Current trends in United States enhanced oil recovery (EOR) projects are analyzed for the period from 1980-1987. The analysis is based on the U.S. Department of Energy (DOE) EOR project data base which contains information on more than 1200 projects. The National Institute for Petroleum and Energy Research (NIPER) keeps this data base up to date and analyze trends in the data under the provisions of a cooperative agreement with the DOE. The noticeable trend is the steady decline in the number of projects starting per year since 1981, which corresponds the steady decline in the oil prices during that period. On the other hand, polymer and immiscible carbon dioxide projects which peaked in number of starts in 1983. The trend seems to be clearly moving towards the lower risk projects within the screening criteria. True field experimentation with assumptions of higher risks has been decreasing.

This trend has seen a change in 1986 as the planned projects appeared to have reversed the decline in project starts, however during this time sharp drop in oil prices led companies to abandon some projects and postpone others. Only the large capital investments already made has seen new starts. Despite the temporary setback, long-term EOR prospects remain good, largely because EOR remains one of the cheapest sources of new oil reserves and could play a key role in maintaining steady oil production for the future.
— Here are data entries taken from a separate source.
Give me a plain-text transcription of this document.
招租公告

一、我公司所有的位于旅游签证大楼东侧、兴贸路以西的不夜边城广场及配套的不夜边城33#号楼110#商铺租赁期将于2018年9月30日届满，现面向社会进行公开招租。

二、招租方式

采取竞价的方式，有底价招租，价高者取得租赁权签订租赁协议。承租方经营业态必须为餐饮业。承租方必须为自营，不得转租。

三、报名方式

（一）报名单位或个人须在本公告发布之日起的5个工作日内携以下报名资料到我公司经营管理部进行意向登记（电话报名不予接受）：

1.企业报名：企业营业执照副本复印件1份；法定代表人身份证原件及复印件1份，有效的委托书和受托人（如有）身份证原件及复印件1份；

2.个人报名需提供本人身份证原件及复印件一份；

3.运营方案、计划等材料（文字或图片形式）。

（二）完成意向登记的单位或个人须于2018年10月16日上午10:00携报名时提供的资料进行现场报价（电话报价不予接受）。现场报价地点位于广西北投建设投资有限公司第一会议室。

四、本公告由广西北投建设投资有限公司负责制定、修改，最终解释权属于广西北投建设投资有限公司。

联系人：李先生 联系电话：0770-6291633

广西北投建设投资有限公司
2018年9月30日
The global market for EOR, estimated at nearly $62.5 billion (for barrels of crude oil) for 2009, has shown exciting growth since 2005 totaling $3.1 billion. Hazy regulations, technological challenges and costly implementation, kept oil companies from using EOR. However, EOR is becoming more attractive and feasible due to the government interest and investment, new technologies and availability of resources (such as CO2). It is expected that the EOR takes a good place in the world market.

A number of factors fueled government's interest in EOR, the first one being the increase in oil production besides increase in the oil revenue. Countries that are able to increase their oil production are often lowering their increase in demand for oil import. It is estimated that 13 billion tons of carbon dioxide worldwide could be captured through the use of CO2-EOR, which helps to reduce industrial emissions and in turn reduce green house gases. In Texas, where EOR now accounts for 20% of its oil production, it is estimated the benefits of EOR production will result in additional revenue of $200 billion and will create 1.5 million jobs.


This is the only technology that combines the benefits of two traditional enhanced oil recovery methods to retrieve more oil which would have been waste remaining in the ground of no use. This method increased revenue and profits for the oil drillers who are able to extract 10percent more of the previously unrecoverable oil from an oil field.

The U.S Department of energy estimates that there are approximately 240 billion barrels of oil that can be recovered with next generation enhanced oil recovery methods. Oil drillers are not the only group who would benefit from more effective oil recovery methods. It is expected that the governments and local treasuries would make $280 billion in profit in the form of taxes and royalties from the produced oil.

In the process of gas injection most of the carbon dioxide is injected into ground which is produced by human activities such as oil refining or fertilizer manufacturing not only enhances the oil production, but also helps in the reduction of the green house gases which affects the atmosphere.


Although the advantages of the Enhanced oil recovery (EOR) process has not been recognized until the recent years, the process has seen a rapid growth in the recent years which helped many companies, governments in enhancing their oil production.

This process not only helps in producing more oil but also stood as an environmental friendly system which helps in eradicating the green house gases. These statements strongly support the Enhanced oil recovery (EOR) to be the future technique to recover more oil with low operating costs and environment friendly method.